Structural and Operational Reliability
Meeting regulatory performance specification standards requires that your boards are both structurally and operationally reliable.
PCB structural reliability is the ability of a circuit board to maintain its physical form throughout its operational lifecycle, provided it is not subjected to forces that exceed the boundaries of its range of structural endurance.
PCB operational reliability is the ability of a circuit board’s electrical circuitry to consistently function as developed over its operational lifecycle.
Although they are different attributes, structural and operational reliability are not exclusive. In fact, a board’s operational reliability is dependent on its structural reliability. For example, board deformation or cracks will likely alter trace parameters, which will impact signal and/or power integrity. Breakage could sever surface routes, signal layers, or ground planes, resulting in erratic behavior or no functionality at all. Thermal and electrical stresses can be similarly debilitating for board operation. Therefore, it is imperative to know the limitations of your board during development to ensure that it will not be subjected to stresses that will likely cause it to fail in the field. The best way to achieve this is by using PCB stress test analysis.
Ensure PCB Reliability With Stress Test Analysis
The scientific method, which extols the virtues of physical measurement or experimentation, is the basis for all good testing processes. This is true for PCB stress testing as well. For mechanical testing, this remains the preferred means of evaluating a board’s propensity to endure physical force stresses. Many contract manufacturers (CMs) can perform these types of tests on individual boards or through in-circuit testing such as flying probe testing. This fixture-based testing increases the wait time and cost for boards; however, high failure rates in the field will be much more expensive.

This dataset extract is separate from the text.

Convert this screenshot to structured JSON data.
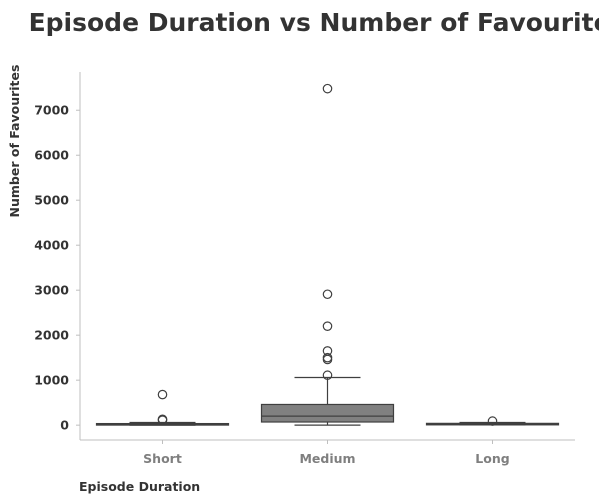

In contrast to mechanical stress testing, it is advantageous to know your board’s thermal characteristics prior to manufacturing. This enables you to make the best material selections and layout your board for the best thermal distribution. Both of these will aid your board build.
During assembly, your board is subjected to high temperatures for significant periods. These temperatures can be as high as 250°C for lead-free soldering. Additionally, it is necessary for the solder to distribute throughout the area for good solder joint connection quality.
Electrical stress testing, which is the determination of the range of electrical parameter variation that your components and traces can endure, should be done during design as well. In fact, these determinations should be major factors in component selection and routing your layout. For operational reliability, thermal and electrical stress are interdependent. Excessive heat can impact the operation of components, and some components themselves generate heat.
Stress Testing With PCB Design Software
Performing thermal and electrical testing can and should be done during design; however, it does require that your PCB design software is capable of performing these functions. Simulations to evaluate your board’s thermal and electrical stress capabilities are easily performed with Cadence’s suite of PCB design and analysis tools.
PSpice’s advanced SMOKE analysis determines component power dissipation, maximum current limits, secondary breakdown limits, junction temperatures, and breakdown voltage across device terminals. This information is pivotal when considering device reliability, especially with thermal or electrical testing.